What are the implications for those of us who care about social and public policy?

Not being critical thinkers and examiners of data puts our credibility on the line in the arena of public perception. It arms our opponents with legitimate counter-criticism to our views.

It can distract us from other, more viable paths to social change that truly can be substantiated and measured. And it obscures the broader, but as important, good intentions behind our convictions. In this case, for low-income people who disproportionately suffer from poor health outcomes, what are the contributing factors that have been credibly examined (long hours working several jobs, the stress and worry that accompany poverty, or the lack of education about what constitutes good health habits,)? That’s where public policy can be directed.

Valuing proper research, taking the time to understand it, and respecting its limitations strengthens our arguments

It’s tough for me to write this post.
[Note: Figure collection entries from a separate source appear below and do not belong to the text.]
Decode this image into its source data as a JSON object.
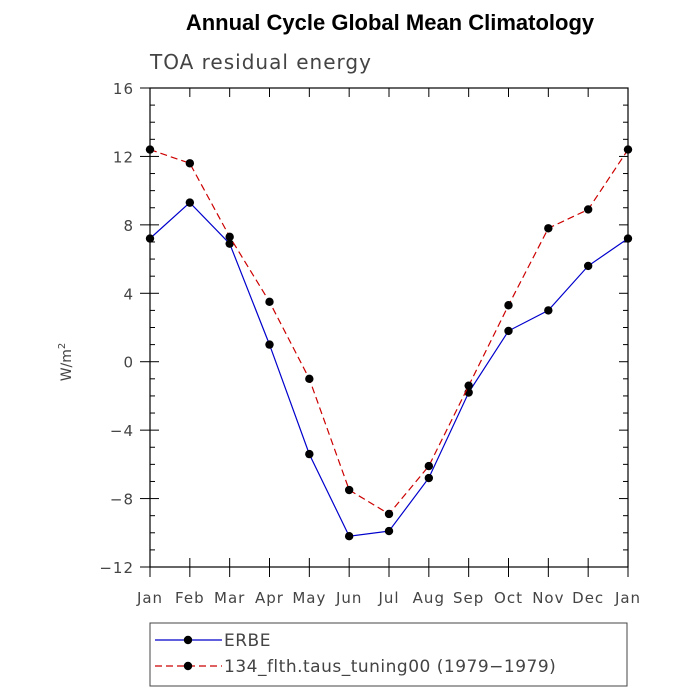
{
  "chart_data": {
    "type": "line",
    "title": "Annual Cycle Global Mean Climatology",
    "subtitle": "TOA residual energy",
    "ylabel_main": "W/m",
    "ylabel_sup": "2",
    "xlabel": "",
    "categories": [
      "Jan",
      "Feb",
      "Mar",
      "Apr",
      "May",
      "Jun",
      "Jul",
      "Aug",
      "Sep",
      "Oct",
      "Nov",
      "Dec",
      "Jan"
    ],
    "ylim": [
      -12,
      16
    ],
    "yticks": [
      -12,
      -8,
      -4,
      0,
      4,
      8,
      12,
      16
    ],
    "ytick_labels": [
      "−12",
      "−8",
      "−4",
      "0",
      "4",
      "8",
      "12",
      "16"
    ],
    "grid": false,
    "legend_position": "bottom",
    "series": [
      {
        "name": "ERBE",
        "color": "#0000cc",
        "dash": "solid",
        "values": [
          7.2,
          9.3,
          6.9,
          1.0,
          -5.4,
          -10.2,
          -9.9,
          -6.8,
          -1.8,
          1.8,
          3.0,
          5.6,
          7.2
        ]
      },
      {
        "name": "134_flth.taus_tuning00 (1979−1979)",
        "color": "#cc0000",
        "dash": "dashed",
        "values": [
          12.4,
          11.6,
          7.3,
          3.5,
          -1.0,
          -7.5,
          -8.9,
          -6.1,
          -1.4,
          3.3,
          7.8,
          8.9,
          12.4
        ]
      }
    ]
  }
}
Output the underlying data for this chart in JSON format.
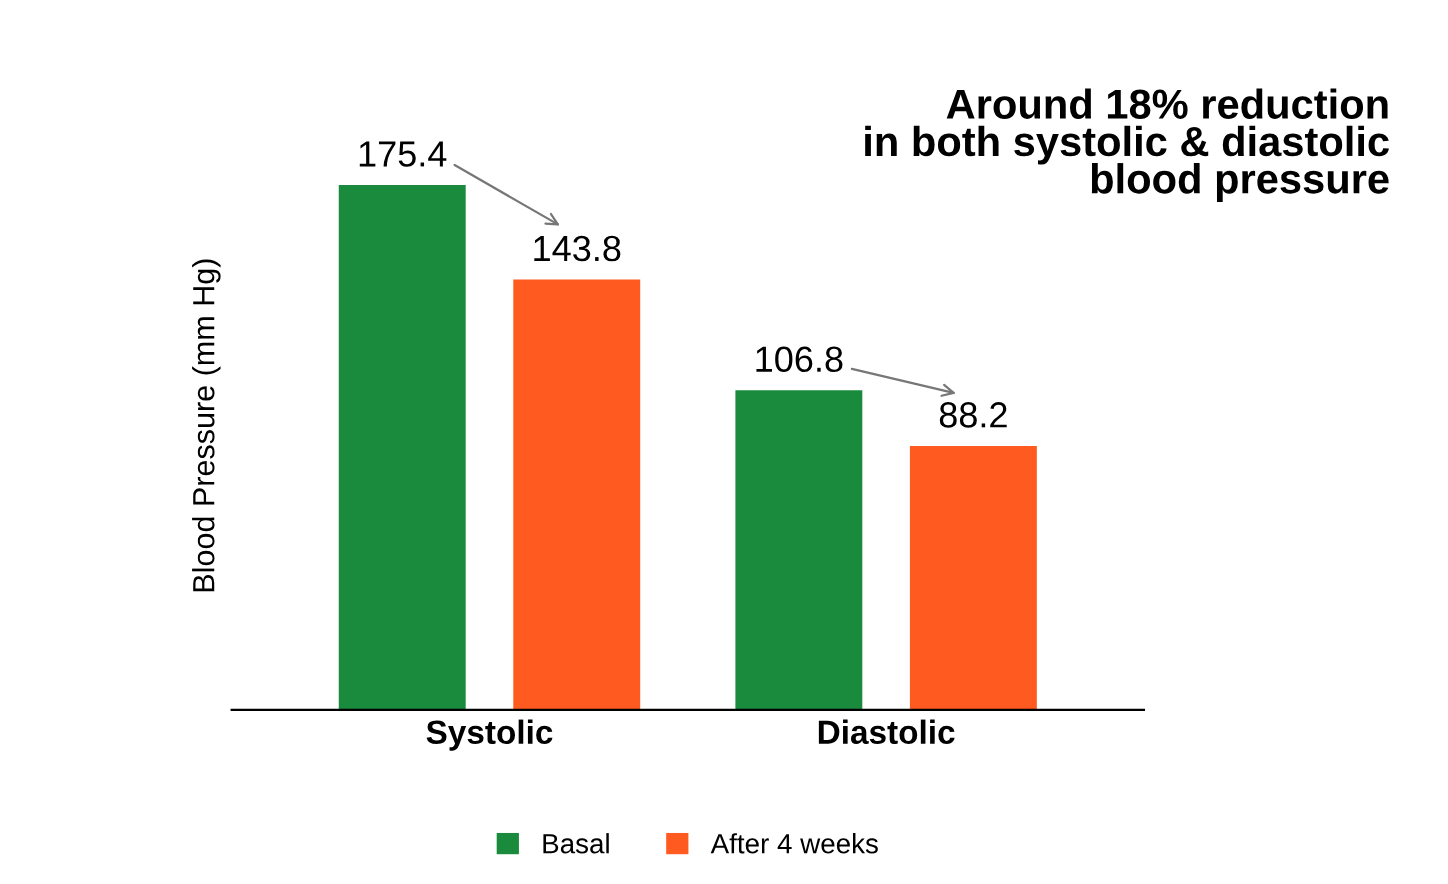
{
  "chart_data": {
    "type": "bar",
    "title": "Around 18% reduction\nin both systolic & diastolic\nblood pressure",
    "ylabel": "Blood Pressure (mm Hg)",
    "categories": [
      "Systolic",
      "Diastolic"
    ],
    "series": [
      {
        "name": "Basal",
        "color": "#1a8a3c",
        "values": [
          175.4,
          106.8
        ]
      },
      {
        "name": "After 4 weeks",
        "color": "#ff5a1f",
        "values": [
          143.8,
          88.2
        ]
      }
    ],
    "data_labels": true,
    "legend": "bottom",
    "grid": false,
    "tick_labels": "x"
  }
}
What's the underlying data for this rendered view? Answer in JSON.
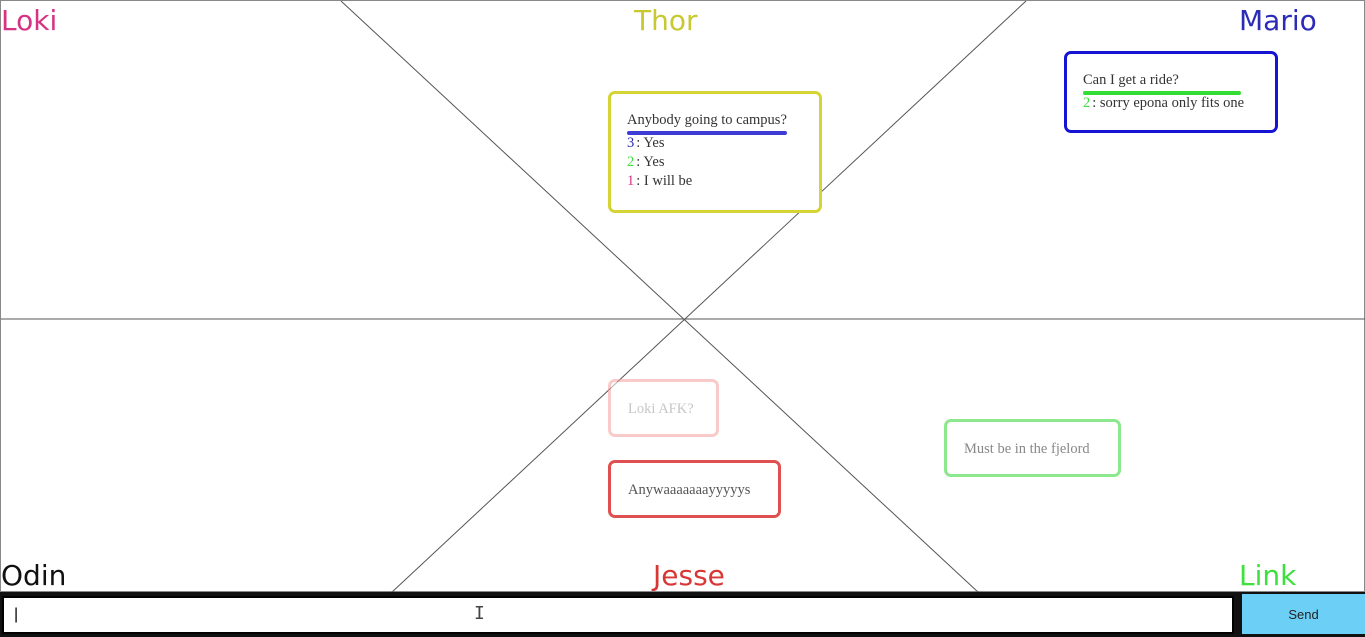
{
  "users": {
    "loki": {
      "name": "Loki",
      "color": "#d63384"
    },
    "thor": {
      "name": "Thor",
      "color": "#c8c832"
    },
    "mario": {
      "name": "Mario",
      "color": "#2b2bb8"
    },
    "odin": {
      "name": "Odin",
      "color": "#111111"
    },
    "jesse": {
      "name": "Jesse",
      "color": "#d93636"
    },
    "link": {
      "name": "Link",
      "color": "#3ee03e"
    }
  },
  "bubbles": {
    "thor_question": {
      "text": "Anybody going to campus?",
      "border_color": "#d4d435",
      "underline_color": "#3d3dd6",
      "replies": [
        {
          "count": "3",
          "text": "Yes",
          "color": "#2b2bb8"
        },
        {
          "count": "2",
          "text": "Yes",
          "color": "#3ee03e"
        },
        {
          "count": "1",
          "text": "I will be",
          "color": "#d63384"
        }
      ]
    },
    "mario_question": {
      "text": "Can I get a ride?",
      "border_color": "#1414d2",
      "underline_color": "#33dd33",
      "replies": [
        {
          "count": "2",
          "text": "sorry epona only fits one",
          "color": "#3ee03e"
        }
      ]
    },
    "jesse_faded": {
      "text": "Loki AFK?",
      "border_color": "#f3a0a0",
      "opacity": 0.55
    },
    "jesse_message": {
      "text": "Anywaaaaaaayyyyys",
      "border_color": "#e05050"
    },
    "link_message": {
      "text": "Must be in the fjelord",
      "border_color": "#8de88d"
    }
  },
  "composer": {
    "input_value": "|",
    "send_label": "Send"
  }
}
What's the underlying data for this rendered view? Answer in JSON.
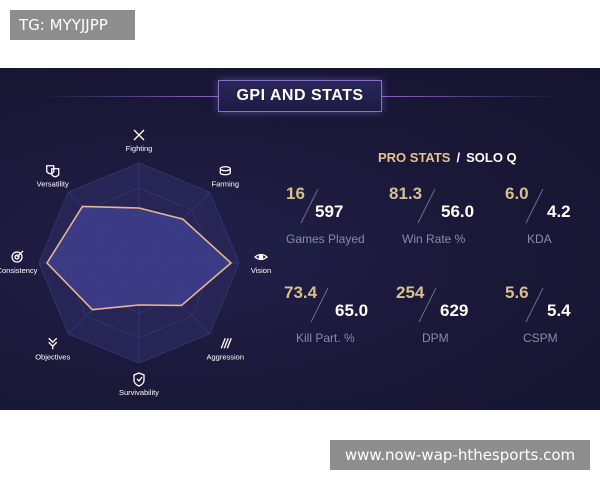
{
  "watermark_tg": "TG: MYYJJPP",
  "watermark_url": "www.now-wap-hthesports.com",
  "panel": {
    "title": "GPI AND STATS",
    "pro_stats_label": "PRO STATS",
    "separator": "/",
    "queue_label": "SOLO Q"
  },
  "radar": {
    "axes": [
      {
        "label": "Fighting",
        "icon": "crossed-swords-icon",
        "level": 0.55
      },
      {
        "label": "Farming",
        "icon": "coins-icon",
        "level": 0.62
      },
      {
        "label": "Vision",
        "icon": "eye-icon",
        "level": 0.92
      },
      {
        "label": "Aggression",
        "icon": "claw-marks-icon",
        "level": 0.6
      },
      {
        "label": "Survivability",
        "icon": "shield-icon",
        "level": 0.42
      },
      {
        "label": "Objectives",
        "icon": "objective-icon",
        "level": 0.66
      },
      {
        "label": "Consistency",
        "icon": "target-icon",
        "level": 0.92
      },
      {
        "label": "Versatility",
        "icon": "masks-icon",
        "level": 0.8
      }
    ],
    "colors": {
      "fill": "#3e3f8c",
      "outline": "#e8b58a"
    }
  },
  "stats": [
    {
      "pro": "16",
      "solo": "597",
      "label": "Games Played"
    },
    {
      "pro": "81.3",
      "solo": "56.0",
      "label": "Win Rate %"
    },
    {
      "pro": "6.0",
      "solo": "4.2",
      "label": "KDA"
    },
    {
      "pro": "73.4",
      "solo": "65.0",
      "label": "Kill Part. %"
    },
    {
      "pro": "254",
      "solo": "629",
      "label": "DPM"
    },
    {
      "pro": "5.6",
      "solo": "5.4",
      "label": "CSPM"
    }
  ]
}
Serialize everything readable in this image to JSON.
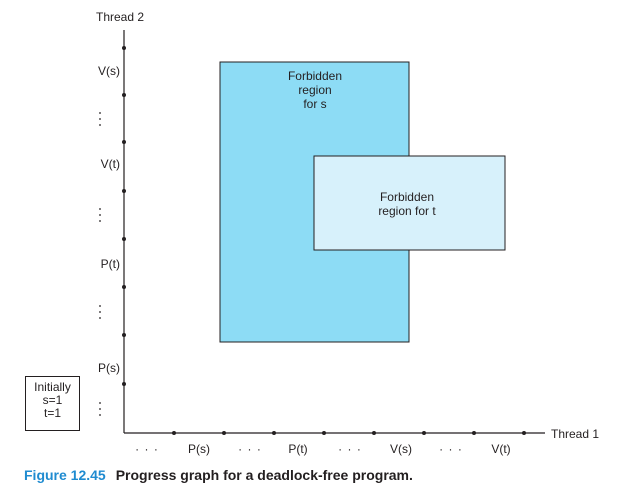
{
  "axes": {
    "x_label": "Thread 1",
    "y_label": "Thread 2",
    "x_ticks": [
      "P(s)",
      "P(t)",
      "V(s)",
      "V(t)"
    ],
    "y_ticks": [
      "V(s)",
      "V(t)",
      "P(t)",
      "P(s)"
    ],
    "ellipsis": "· · ·"
  },
  "regions": {
    "s": {
      "line1": "Forbidden",
      "line2": "region",
      "line3": "for s",
      "color": "#8ddcf5"
    },
    "t": {
      "line1": "Forbidden",
      "line2": "region for t",
      "color": "#d7f1fb"
    }
  },
  "initial": {
    "title": "Initially",
    "s": "s=1",
    "t": "t=1"
  },
  "caption": {
    "number": "Figure 12.45",
    "text": "Progress graph for a deadlock-free program."
  }
}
I’m Hispanic and I have spent my entire career in the advocacy and public policy field. This is very much my world and I see every day how hard my friends and professional colleagues toil to right the wrongs that society allows. The passion, integrity and commitment that advocates and policy makers bring to their work can not be underestimated. And that’s why I write this, because valuing proper research, taking the time to understand it, and respecting its limitations only makes our positions stronger.

In an earlier post, I wrote about how lack of data literacy can put social change organizations behind the curve in advancing their goals. In this case, it can do the same to good intentions, and good outcomes.

But let me conclude by saying that just because the data may not support the public narrative of food deserts, that doesn’t mean that it’s okay for poor people to eat bad food. That’s a patently unfair situation for those who live in poverty. There are many benefits to eating fresh, affordable fruits and vegetables. I make that assumption from what I read in  mostly reputable news sources. I further assume that avoiding high-fat, low-nutrition food that delivers scant nutrition for the money is good for other reasons. At least, I want to believe that. But as good as that sounds to me, perhaps I should do a little digging to substantiate my convictions.